Leigh Conner, and eighth-grade teacher at Unity Prep Middle School in Bedford-Stuyvesant, told the Brooklyn Eagle, “Our eighth-grade students just finished a month-long unit on gun violence and gun control and felt especially passionate about joining the National Walkout.” Conner added, “Students and teachers have the right to teach and learn in an environment free from the worry of being gunned down in their classrooms or on their way home from school.”

Connor said that given the school’s mission of “empowering students as both scholars and citizens, it was important for us to give the students this opportunity to speak up for themselves and have this opportunity to be leaders for a cause they value.”

Students from Packer Collegiate Institute and other private schools in the Downtown area will gather in Columbus Park at Borough Hall to speak out on gun violence and what they can do to change government policies.

“We, the students of The Packer Collegiate Institute, have decided that this moment is too crucial and this issue too urgent to stand idly by,” organizers, including Aliana Acevedo, Drew Myers, Sarah DeSouza and Savannah Phillips-Falk, said in a statement last Monday.

The students stress they will be walking out “for all people who have experienced gun violence, including systemic forms of gun violence that disproportionately impact teens in black and brown communities.” Gun violence includes “the impact of police brutality and militarized policing,” the Packer students said.
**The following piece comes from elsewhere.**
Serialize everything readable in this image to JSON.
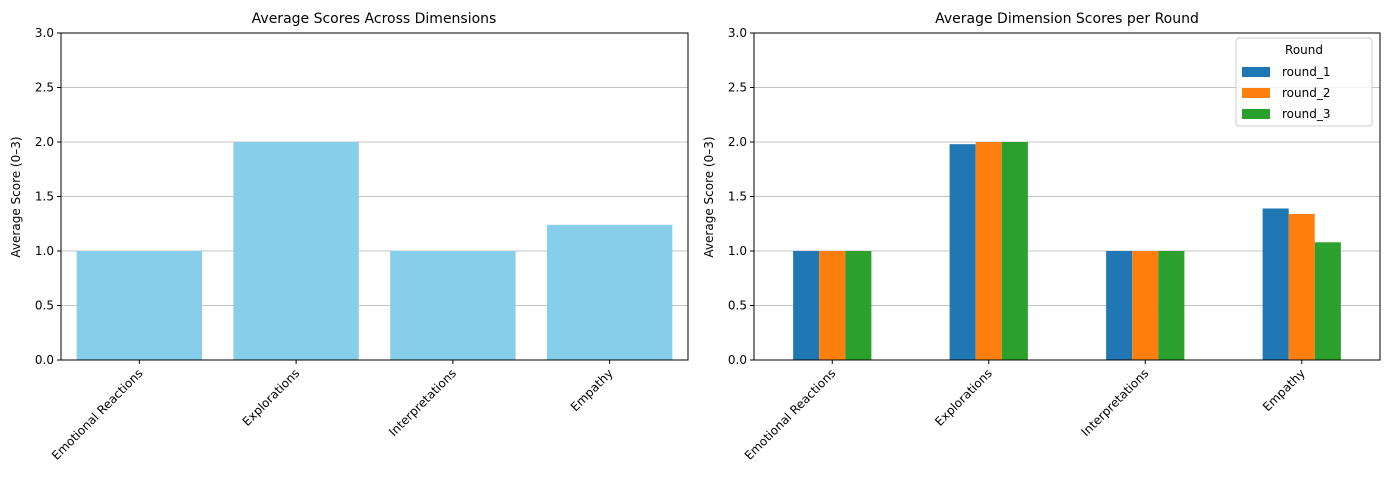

As of Friday, schools participating in the #Enough National School Walkout include:

P.S. 8 (Robert Fulton) School, Brooklyn Technical High School, M.S. 51 William Alexander Middle School, P.S. 282 Park Slope, Urban Assembly School of Business for Young Women, P.S. 321 William Penn School, Millennium Brooklyn High School, Brooklyn Urban Garden Charter School, Homeschool community at Brooklyn Apple Academy, Unity Preparatory Middle and High School, Sunset Park Prep (M.S. 821), Brooklyn Emerging Leaders Academy, Brooklyn Prospect Charter School, M.S. 839, Crispus Atuucks Elementary School P.S.21, High School for Public Service: Heroes of Tomorrow, Brooklyn College, Midwood High School, Edward R. Murrow High School, Brooklyn School of Inquiry, Packer Collegiate Institute, Brooklyn Law School and others.

More than 50 schools across the city are participating in the National Walkout. High schoolers have also announced plans for an “Evening of Action,” where youth will lobby officials and the private sector, hear from political leaders and activists, and strategize about sustaining the student-led gun movement. The event, organized by the student group Coalition Z, takes place from 5:30 – 7:30 p.m. at the Quakers’ 15th Street Meetinghouse.